Masm32 SDK description, downloads and other helpful links
Message to All Guests

Main Menu

Which is faster

Started by Farabi, December 15, 2012, 11:19:10 PM

Previous topic - Next topic

Farabi


movups xmm0,[esi]
movups xmm1,[edi]
subps xmm0,xmm1
movups [eax],xmm0


or


movups xmm0,[esi]
movaps xmm3,xmm0
movups xmm1,[edi]
movaps xmm4,xmm1
subps xmm3,xmm4
movups [eax],xmm3
http://farabidatacenter.url.ph/MySoftware/
My 3D Game Engine Demo.

Contact me at Whatsapp: 6283818314165

qWord

Test it  :t
The first version does the same with less instruction thus it have an size-advantage. Practical it will probably have nearly the same speed because of register renaming. Even the critical part is most probably the store opration.
MREAL macros - when you need floating point arithmetic while assembling!

Adamanteus

I'm thinking that such code is need to avoid, because it's time-to-time situation based on cpu cache loading before store operations and pairing commands.

jj2007

What counts more is if the sources are 16-byte aligned or not. In the tests below, destination is always aligned.

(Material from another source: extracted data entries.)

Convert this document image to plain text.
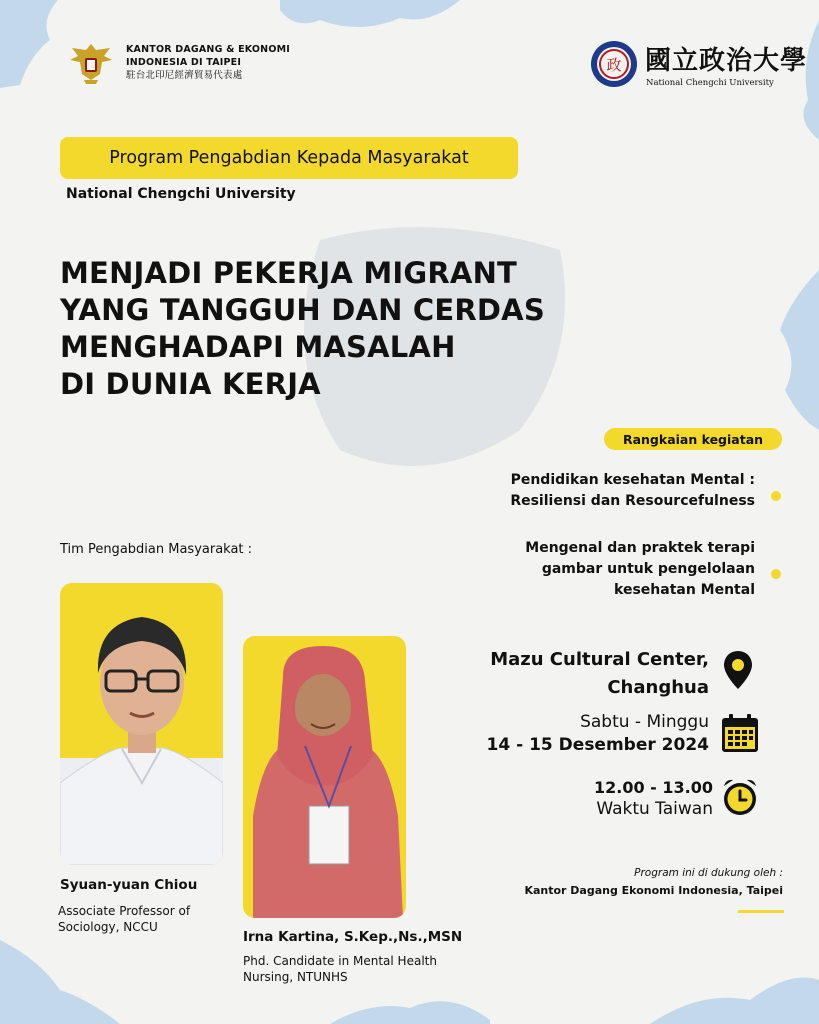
KANTOR DAGANG & EKONOMI
INDONESIA DI TAIPEI
駐台北印尼經濟貿易代表處
政 國立政治大學
National Chengchi University
Program Pengabdian Kepada Masyarakat
National Chengchi University
MENJADI PEKERJA MIGRANT
YANG TANGGUH DAN CERDAS
MENGHADAPI MASALAH
DI DUNIA KERJA
Rangkaian kegiatan
Pendidikan kesehatan Mental :
Resiliensi dan Resourcefulness
Mengenal dan praktek terapi
gambar untuk pengelolaan
kesehatan Mental
Mazu Cultural Center,
Changhua
Sabtu - Minggu
14 - 15 Desember 2024
12.00 - 13.00
Waktu Taiwan
Program ini di dukung oleh :
Kantor Dagang Ekonomi Indonesia, Taipei
Tim Pengabdian Masyarakat :
Syuan-yuan Chiou
Associate Professor of
Sociology, NCCU
Irna Kartina, S.Kep.,Ns.,MSN
Phd. Candidate in Mental Health
Nursing, NTUNHS
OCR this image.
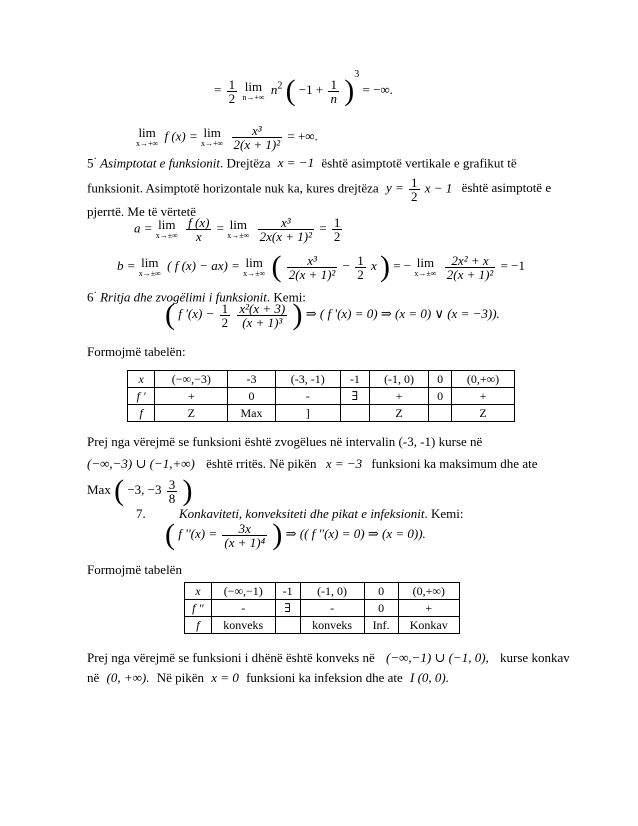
= $\frac{1}{2}$
lim
n→+∞
$n^2$ ( $-1 + \frac{1}{n} )^3$ = −∞.
lim
x→+∞
f (x) = lim
x→+∞
$\frac{\text{x³}}{\text{2(x + 1)²}}$ = +∞.
5· Asimptotat e funksionit. Drejtëza x = −1 është asimptotë vertikale e grafikut të
funksionit. Asimptotë horizontale nuk ka, kures drejtëza $y = \frac{1}{2}$ x − 1 është asimptotë e
pjerrtë. Me të vërtetë
a = lim
x→±∞
$\frac{f (x)}{x} = \lim$
x→±∞
$\frac{\text{x³}}{\text{2x(x + 1)²}} = \frac{1}{2}$
b = lim
x→±∞
( f (x) − ax) = lim
x→±∞ ( $\frac{\text{x³}}{\text{2(x + 1)²}} - \frac{1}{2}$ x ) = − lim
x→±∞
$\frac{\text{2x² + x}}{\text{2(x + 1)²}} = -1$
6· Rritja dhe zvogëlimi i funksionit. Kemi:
( f '$(x) - \frac{1}{2}$
$\frac{\text{x²(x + 3)}}{\text{(x + 1)³}}$ ) ⇒ ( f '(x) = 0) ⇒ (x = 0) ∨ (x = −3)).
Formojmë tabelën:
x	(−∞,−3)	-3	(-3, -1)	-1	(-1, 0)	0	(0,+∞)
f '	+	0	-	∃	+	0	+
f	Z	Max	]		Z		Z
Prej nga vërejmë se funksioni është zvogëlues në intervalin (-3, -1) kurse në
(−∞,−3) ∪ (−1,+∞) është rritës. Në pikën x = −3 funksioni ka maksimum dhe ate
Max ( −3, $-3 \frac{3}{8}$ )
7.	Konkaviteti, konveksiteti dhe pikat e infeksionit. Kemi:
( f ''$(x) = \frac{3x}{\text{(x + 1)⁴}}$ ) ⇒ (( f ''(x) = 0) ⇒ (x = 0)).
Formojmë tabelën
x	(−∞,−1)	-1	(-1, 0)	0	(0,+∞)
f ''	-	∃	-	0	+
f	konveks		konveks	Inf.	Konkav
Prej nga vërejmë se funksioni i dhënë është konveks në (−∞,−1) ∪ (−1, 0), kurse konkav
në (0, +∞). Në pikën x = 0 funksioni ka infeksion dhe ate I (0, 0).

Intel(R) Celeron(R) M CPU        420  @ 1.60GHz (SSE3)

--- sources aligned:
48      cycles for 1 * Farabi A
65      cycles for 1 * Farabi B
38      cycles for 1 * JJ misaligned
32      cycles for 1 * JJ aligned

48      cycles for 1 * Farabi A
65      cycles for 1 * Farabi B
38      cycles for 1 * JJ misaligned
32      cycles for 1 * JJ aligned

--- sources misaligned:
66      cycles for 1 * Farabi A
76      cycles for 1 * Farabi B
57      cycles for 1 * JJ misaligned

65      cycles for 1 * Farabi A
76      cycles for 1 * Farabi B
57      cycles for 1 * JJ misaligned

30      bytes for Farabi A
36      bytes for Farabi B
38      bytes for JJ misaligned
27      bytes for JJ aligned

qWord

QuoteIntel(R) Core(TM) i7-3610QM CPU @ 2.30GHz (SSE4)
-++---+--+++++--++2 of 20 tests valid, loop overhead is approx. 1/1 cycles

46      cycles for 1 * Farabi A
43      cycles for 1 * Farabi B
70      cycles for 1 * JJ misaligned
34      cycles for 1 * JJ aligned

41      cycles for 1 * Farabi A
43      cycles for 1 * Farabi B
72      cycles for 1 * JJ misaligned
27      cycles for 1 * JJ aligned

41      cycles for 1 * Farabi A
43      cycles for 1 * Farabi B
70      cycles for 1 * JJ misaligned
25      cycles for 1 * JJ aligned

30      bytes for Farabi A
36      bytes for Farabi B
38      bytes for JJ misaligned
27      bytes for JJ aligned

BTW: AVX should be mentioned as latest instruction set (instead of SSE4)
MREAL macros - when you need floating point arithmetic while assembling!

Adamanteus

So - last listing shows that only operands not cached Farabi A could be more slow - and only on some types of processor's caches, that follows from first listing.